L'affaire Priscillia a profondément marqué les esprits, oscillant entre le meurtre odieux d'une jeune femme et la lutte acharnée d'une autre victime d'erreurs médicales. Cet article se penche sur les détails de ces deux affaires distinctes, mettant en lumière les tragédies vécues et les décisions judiciaires qui en ont découlé.

Le Meurtre de Priscillia à Estagel : Un Acte de Violence Inqualifiable

Dans la nuit du 6 au 7 juillet 2019, le village d'Estagel, près de Perpignan, a été le théâtre d'un crime effroyable. Lors du bal des pompiers, Damien B., alors âgé de 21 ans, a entraîné Priscillia, tout juste majeure, dans le cimetière. Là, il a tenté de la violer avant de lui assener cinq coups de couteau. La jeune femme est morte étouffée, son corps découvert le dimanche 7 juillet 2019.

Un Procès Émouvant et un Verdict Sévère

Plus de trois ans après le meurtre, Damien B. a comparu devant la cour d'assises des Pyrénées-Orientales, accusé de meurtre sur personne vulnérable, tentative de viol et tentative d'agression sexuelle. Le procès a été marqué par l'émotion poignante de Sophie Gonzalès, la mère de Priscillia, qui a exprimé sa colère et son immense douleur. Elle a réclamé un verdict sans circonstances atténuantes, demandant un exemple face à cette violence aveugle. "Je suis dans un état d'esprit de colère, de grande colère," avait-elle déclaré à l'ouverture du procès. "J'aimerais après les trois jours à venir de procès, avoir une justice très sévère."

Mercredi 2 novembre 2022, Damien B. a de nouveau reconnu les faits, admettant avoir étranglé Priscillia et lui avoir porté un coup de couteau. "Il reconnait. Simplement, il ne se souvient pas de tout," a expliqué Me Pierre Alfort à France 3 Occitanie.

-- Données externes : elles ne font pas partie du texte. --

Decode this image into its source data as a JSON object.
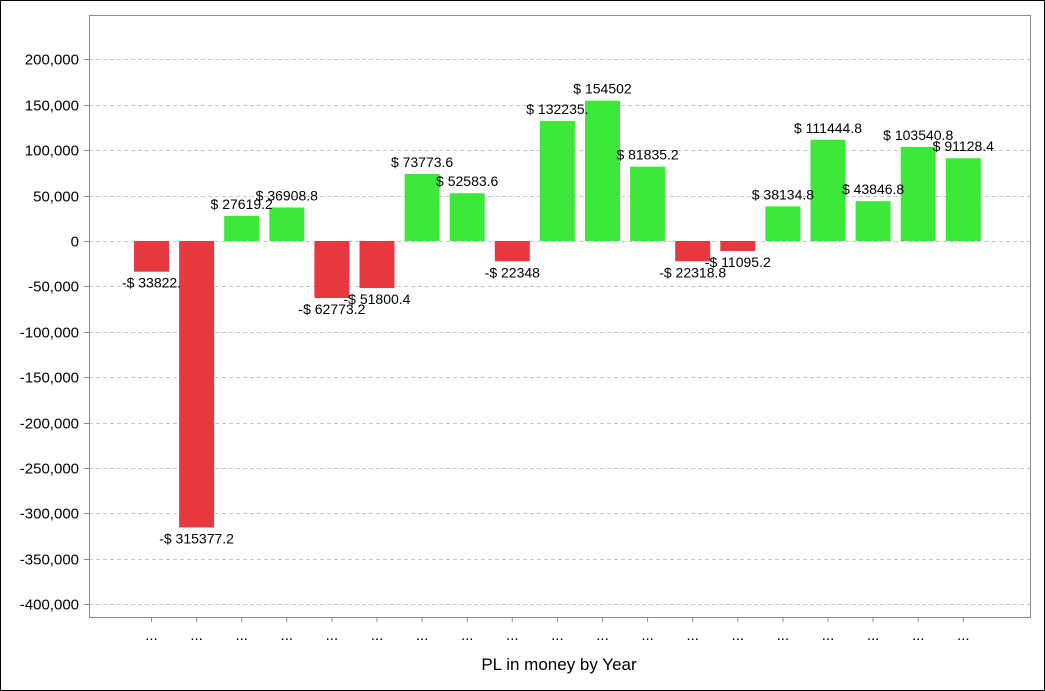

Le verdict est tombé le jeudi 3 novembre : Damien B. a été condamné à une peine de 30 ans de réclusion criminelle, assortie d'une période de sûreté de 20 ans. Une peine légèrement inférieure à celle requise par l'avocate générale, qui avait plaidé pour la réclusion criminelle à perpétuité avec une peine de sûreté de 22 ans et un suivi socio-judiciaire de 20 ans avec injonction de soins.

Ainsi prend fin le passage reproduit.